WHERE社が考えるIoT

IoTの空間イメージ「TAN(Things of Network)」

1992年の商用化から四半世紀が経過し、インターネットは想像を超えて急拡張しました。しかし、それは人間のためのインフラ。人々のコミュニケーションを支えるものでした。

今から構築していくのは、人間ではなく、機械(モノ Things)のインターネット。コンテンツも、単位情報量も、頻度やタイミングも、従来とは異なります。何よりも全体数が違います。人間は100億、機械は100兆とも、1京ともいわれ、今も増え続けています。

それでは、機械(モノ)はどこに存在しているのか? 確かに機械(モノ)はグローブ(地表)上に等しく分散しているようにみえますが、実はその大半が建物・建屋の内部に集中しています。そして、それらは類似した目的を持っています。

こうした中で、世界一斉に機械(モノ)のインターネットの構築が始まりました。利用条件を満たす廉価で安定的な通信規格が採用され始めていますが、もう一つ、あまり注目されていない条件があります。それが「領域・範囲(range)」です。

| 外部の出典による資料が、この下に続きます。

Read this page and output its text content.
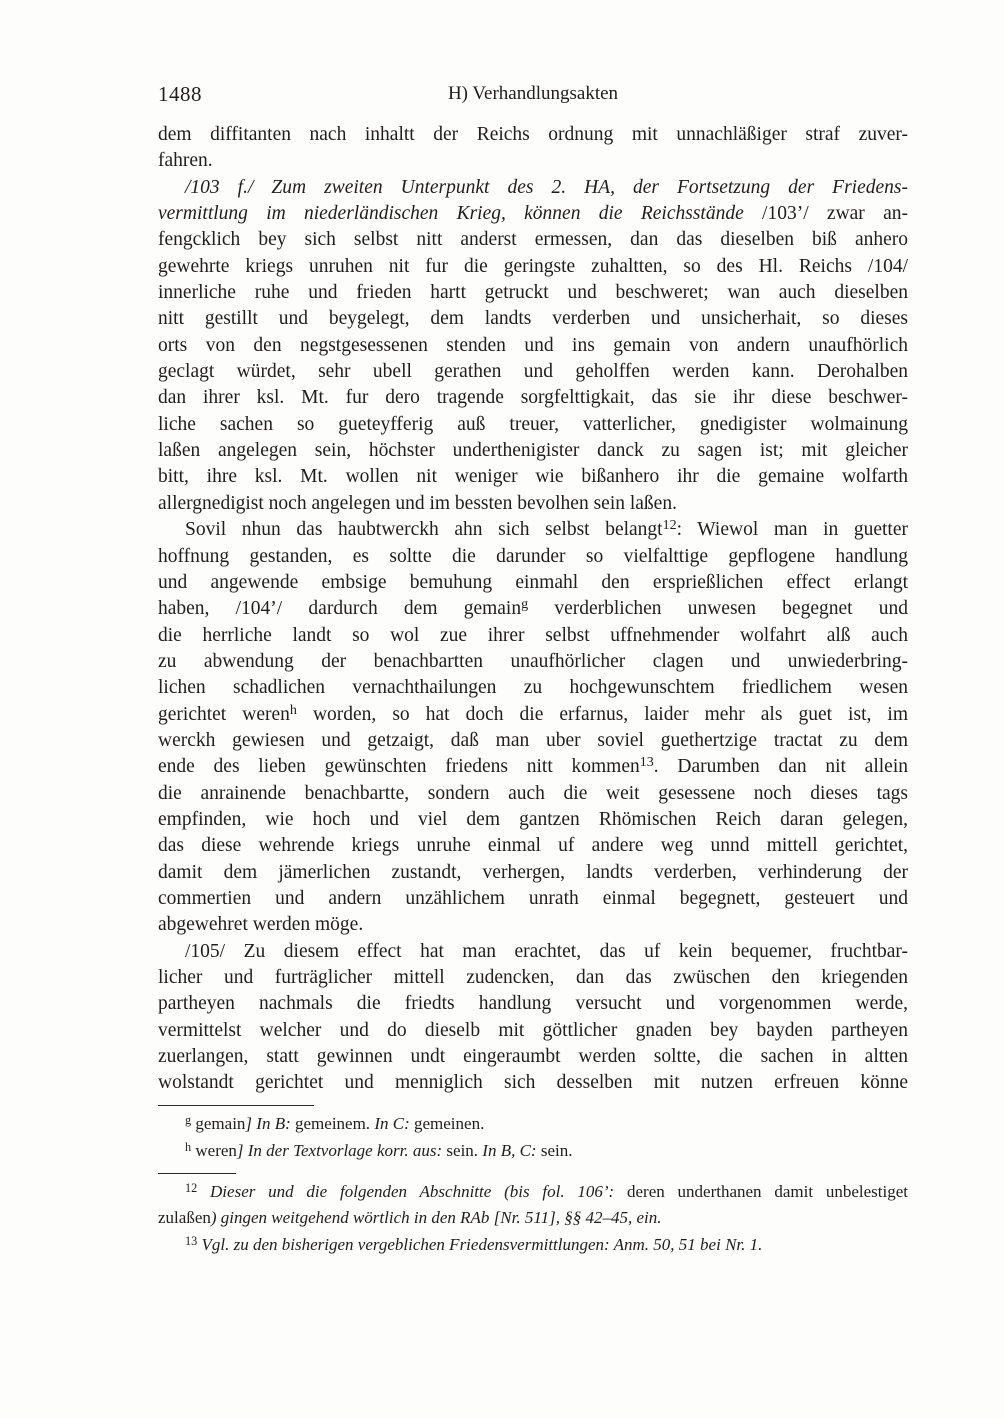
1488	H) Verhandlungsakten
dem diffitanten nach inhaltt der Reichs ordnung mit unnachläßiger straf zuver-
fahren.
/103 f./ Zum zweiten Unterpunkt des 2. HA, der Fortsetzung der Friedens-
vermittlung im niederländischen Krieg, können die Reichsstände /103’/ zwar an-
fengcklich bey sich selbst nitt anderst ermessen, dan das dieselben biß anhero
gewehrte kriegs unruhen nit fur die geringste zuhaltten, so des Hl. Reichs /104/
innerliche ruhe und frieden hartt getruckt und beschweret; wan auch dieselben
nitt gestillt und beygelegt, dem landts verderben und unsicherhait, so dieses
orts von den negstgesessenen stenden und ins gemain von andern unaufhörlich
geclagt würdet, sehr ubell gerathen und geholffen werden kann. Derohalben
dan ihrer ksl. Mt. fur dero tragende sorgfelttigkait, das sie ihr diese beschwer-
liche sachen so gueteyfferig auß treuer, vatterlicher, gnedigister wolmainung
laßen angelegen sein, höchster underthenigister danck zu sagen ist; mit gleicher
bitt, ihre ksl. Mt. wollen nit weniger wie bißanhero ihr die gemaine wolfarth
allergnedigist noch angelegen und im bessten bevolhen sein laßen.
Sovil nhun das haubtwerckh ahn sich selbst belangt$^{12}$: Wiewol man in guetter
hoffnung gestanden, es soltte die darunder so vielfalttige gepflogene handlung
und angewende embsige bemuhung einmahl den ersprießlichen effect erlangt
haben, /104’/ dardurch dem gemain$^g$ verderblichen unwesen begegnet und
die herrliche landt so wol zue ihrer selbst uffnehmender wolfahrt alß auch
zu abwendung der benachbartten unaufhörlicher clagen und unwiederbring-
lichen schadlichen vernachthailungen zu hochgewunschtem friedlichem wesen
gerichtet weren$^h$ worden, so hat doch die erfarnus, laider mehr als guet ist, im
werckh gewiesen und getzaigt, daß man uber soviel guethertzige tractat zu dem
ende des lieben gewünschten friedens nitt kommen$^{13}$. Darumben dan nit allein
die anrainende benachbartte, sondern auch die weit gesessene noch dieses tags
empfinden, wie hoch und viel dem gantzen Rhömischen Reich daran gelegen,
das diese wehrende kriegs unruhe einmal uf andere weg unnd mittell gerichtet,
damit dem jämerlichen zustandt, verhergen, landts verderben, verhinderung der
commertien und andern unzählichem unrath einmal begegnett, gesteuert und
abgewehret werden möge.
/105/ Zu diesem effect hat man erachtet, das uf kein bequemer, fruchtbar-
licher und furträglicher mittell zudencken, dan das zwüschen den kriegenden
partheyen nachmals die friedts handlung versucht und vorgenommen werde,
vermittelst welcher und do dieselb mit göttlicher gnaden bey bayden partheyen
zuerlangen, statt gewinnen undt eingeraumbt werden soltte, die sachen in altten
wolstandt gerichtet und menniglich sich desselben mit nutzen erfreuen könne
$^g$ gemain] In B: gemeinem. In C: gemeinen.
$^h$ weren] In der Textvorlage korr. aus: sein. In B, C: sein.
$^{12}$ Dieser und die folgenden Abschnitte (bis fol. 106’: deren underthanen damit unbelestiget
zulaßen) gingen weitgehend wörtlich in den RAb [Nr. 511], §§ 42–45, ein.
$^{13}$ Vgl. zu den bisherigen vergeblichen Friedensvermittlungen: Anm. 50, 51 bei Nr. 1.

我々が考えるモノのインターネットは、まずモノが集中する建物・建屋をカバーする数ha程度のネットワークが構成されており、それを基本単位として横並びに、あるいはスター型にネットワークを接続していくというものです。この基本単位が「TAN(Things of Network)」です。

TANとは、オフィスや商業施設、地下街、建築現場、トンネルといった限られた建物・建屋空間に張り巡らされる機械端末間ネットワークのことです。異系統でバラバラの機械端末(モノ Things)同士が同一プロトコルで相互通信を行い、当該ネットワーク固有のエッジコンピュータ等で自律的な空間環境制御や機械間制御を行います。外部とはゲートウェイで接続されます。必要な場合を除いて、クラウド等には接続する必要はありません。

そして次世代ビーコンEXBeaconは、TANを実現する最適な通信規格を持つものです。